Compared to those who ate less fiber, people who ate more fiber lowered their risk of heart disease, stroke, type 2 diabetes and colon cancer, as well as their risk of dying early from any cause, by 15% to 30%. And the more dietary fiber people ate, the lower their risk. For every additional 8 grams of fiber consumed, the risk of heart disease, type 2 diabetes and colon cancer dropped by 5% to 27%.
According to the data, people eating 25-29 grams of fiber from foods like fruits and vegetables every day (not from supplements or powders) showed the strongest reductions in risk of the range of diseases, and those eating more tended to show even lower risk. The researchers saw similar benefits among people who ate whole grains.
“Our research indicates that people should have at least 25-29 grams of fiber from foods per day,” says Andrew Reynolds, lead author of the study and a researcher at the University of Otago in New Zealand. “Currently, most people consume less than 20 grams of fiber per day, so being more conscious about choosing high-fiber food options will help reach that target.”
The results come from a thorough analysis of 243 studies — the kind that prospectively asked people about their diets and followed them for a few years to record health issues, as well as clinical trials, in which people volunteered to be studied and were assigned to change their diet or to be part of a control group. The researchers wanted to tease apart the specific health effects of different types of carbohydrates — sugars and fibers from fruits, vegetables and foods like whole grains — so they included studies in which people documented what they ate and their health outcomes. They also included studies that looked at several different health measures, like body weight, blood pressure, cholesterol, blood sugar and inflammation.

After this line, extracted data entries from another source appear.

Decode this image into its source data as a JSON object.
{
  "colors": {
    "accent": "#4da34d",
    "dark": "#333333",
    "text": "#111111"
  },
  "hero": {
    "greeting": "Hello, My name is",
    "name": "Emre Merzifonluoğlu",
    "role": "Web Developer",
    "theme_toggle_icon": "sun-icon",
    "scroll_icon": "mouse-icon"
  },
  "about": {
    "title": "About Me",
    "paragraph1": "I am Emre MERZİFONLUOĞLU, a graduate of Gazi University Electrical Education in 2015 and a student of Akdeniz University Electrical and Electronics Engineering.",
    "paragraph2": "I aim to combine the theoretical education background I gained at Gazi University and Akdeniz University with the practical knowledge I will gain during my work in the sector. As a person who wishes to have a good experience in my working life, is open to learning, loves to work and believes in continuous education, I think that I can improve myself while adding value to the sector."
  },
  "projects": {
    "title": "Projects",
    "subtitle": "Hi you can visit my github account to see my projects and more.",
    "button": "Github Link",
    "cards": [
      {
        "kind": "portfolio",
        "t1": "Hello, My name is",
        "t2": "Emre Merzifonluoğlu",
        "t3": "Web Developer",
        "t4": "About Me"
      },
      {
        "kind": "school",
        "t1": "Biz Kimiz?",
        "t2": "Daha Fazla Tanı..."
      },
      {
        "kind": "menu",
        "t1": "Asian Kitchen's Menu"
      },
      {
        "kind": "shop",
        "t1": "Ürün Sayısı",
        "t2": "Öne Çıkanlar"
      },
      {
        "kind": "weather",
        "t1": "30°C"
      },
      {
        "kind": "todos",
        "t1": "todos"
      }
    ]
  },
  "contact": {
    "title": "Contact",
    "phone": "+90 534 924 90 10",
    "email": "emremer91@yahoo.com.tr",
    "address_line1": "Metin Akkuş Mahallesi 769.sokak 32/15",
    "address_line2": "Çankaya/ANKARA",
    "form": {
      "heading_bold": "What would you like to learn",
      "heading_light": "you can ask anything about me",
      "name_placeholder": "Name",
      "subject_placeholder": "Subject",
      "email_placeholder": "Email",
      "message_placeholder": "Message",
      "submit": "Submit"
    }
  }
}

While the benefits of eating fiber aren’t a total surprise, the data should help nutrition experts figure out how much fiber people need to eat in order to reap the most benefits. (In fact, the review was requested by the World Health Organization Nutrition Guidance Expert Advisory Group.) The latest Dietary Guidelines for Americans recommend that women eat 25 grams of fiber a day while men should consume 38 grams a day. And the American Heart Association advises that adults eat 25 to 30 grams of fiber in their diet daily, which aligns with the latest data. The average American, however, eats only about 15 grams of fiber a day.
Previous studies have pointed to possible reasons why fiber has such beneficial effects on everything from heart disease to certain cancers. Fiber-rich foods tend to be heavier and require longer to chew, which increases satiety and possibly lowers the risk of obesity, which has been linked to heart disease and cancer. Fiber also stimulates beneficial bacteria in the gut, reducing the risk of colon cancer.
To get more fiber in your diet, base meals and snacks around whole grains, vegetables, beans, legumes and whole fruits, Reynolds says. Getting it from a range of whole-food sources is best.